Computing and network technologies have transformed many aspects of everyday life. Computers have become household staples rather than luxuries, educational tools and/or entertainment centers, and provide individuals and corporations with tools to manage and forecast finances, control operations such as heating, cooling, lighting and security, and store records and images in a permanent and reliable medium. Networking technologies like the Internet provide individuals virtually unlimited access to remote systems, information and associated applications.
As computing and network technologies have evolved and have become more robust, secure and reliable, more consumers, wholesalers, retailers, entrepreneurs, educational institutions and the like are shifting paradigms and are employing the Internet to perform business rather traditional means. For example, today consumers can access their bank accounts on-line (e.g., via the Internet) and can perform an ever growing number of banking transactions such as balance inquiries, fund transfers, bill payments, and the like.
Typically, an on-line session can include individuals interfacing with client applications (e.g., web services) to interact with a database server that stores information in a database accessible to client applications. For instance, a stock market web site can provide users with tools to retrieve stock quotes and purchase stock. Users can enter stock symbols and request stock quotes by performing mouse clicks to activate a query. Client applications can then query databases containing stock information and return appropriate stock quotes. Users, based on returned stock quote information, can thereafter purchase or sell stocks by supplying suitable information, wherein submitting buy or sell orders initiate database queries to return current pricing information and order status.

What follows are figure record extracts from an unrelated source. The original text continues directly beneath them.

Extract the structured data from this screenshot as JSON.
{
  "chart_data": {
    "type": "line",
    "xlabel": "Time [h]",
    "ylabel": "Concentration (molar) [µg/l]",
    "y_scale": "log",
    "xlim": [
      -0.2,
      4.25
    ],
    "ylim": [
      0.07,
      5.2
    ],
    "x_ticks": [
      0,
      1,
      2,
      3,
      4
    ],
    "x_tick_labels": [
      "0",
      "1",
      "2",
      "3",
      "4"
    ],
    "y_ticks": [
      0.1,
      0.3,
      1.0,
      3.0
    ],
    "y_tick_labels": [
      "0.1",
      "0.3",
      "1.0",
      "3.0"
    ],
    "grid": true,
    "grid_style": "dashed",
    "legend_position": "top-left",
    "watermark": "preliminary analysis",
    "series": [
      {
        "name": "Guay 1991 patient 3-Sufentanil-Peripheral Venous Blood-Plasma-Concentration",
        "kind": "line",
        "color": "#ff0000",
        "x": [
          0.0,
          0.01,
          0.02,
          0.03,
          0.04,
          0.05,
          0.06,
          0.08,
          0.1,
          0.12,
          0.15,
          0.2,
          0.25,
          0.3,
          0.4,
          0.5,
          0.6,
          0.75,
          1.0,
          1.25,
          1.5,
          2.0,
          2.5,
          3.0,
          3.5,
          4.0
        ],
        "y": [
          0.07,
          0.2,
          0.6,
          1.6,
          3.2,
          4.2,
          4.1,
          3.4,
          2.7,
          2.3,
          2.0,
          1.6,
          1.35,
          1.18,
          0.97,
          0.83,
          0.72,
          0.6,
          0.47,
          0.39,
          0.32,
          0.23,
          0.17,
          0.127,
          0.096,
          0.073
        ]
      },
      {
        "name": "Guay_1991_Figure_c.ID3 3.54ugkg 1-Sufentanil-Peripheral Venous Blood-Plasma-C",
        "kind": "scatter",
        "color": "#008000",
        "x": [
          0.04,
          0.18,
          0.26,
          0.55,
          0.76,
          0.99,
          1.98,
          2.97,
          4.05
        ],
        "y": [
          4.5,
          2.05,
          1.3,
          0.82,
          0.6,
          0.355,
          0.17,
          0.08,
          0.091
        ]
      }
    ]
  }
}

When provided with collections of sets, set-similarity joins are capable of identifying all pairs of sets, one from each collection, that have high overlap. Set-similarity Joins (SSJoins) are a useful primitive that can be employed to implement similarity joins involving other types of data, and has numerous applications. However, to date, implementation of set-similarity joins has been deficient in that such implementations have not always produced exact answers and/or have not provided precise performance guarantees. Rather previous implementations have either been probabilistically approximate with performance guarantees, or exact but without performance guarantees. As such, probabilistically approximate approaches can miss some output pairs with a small probability, while exact techniques always produce the correct answer but without appropriate performance guarantees.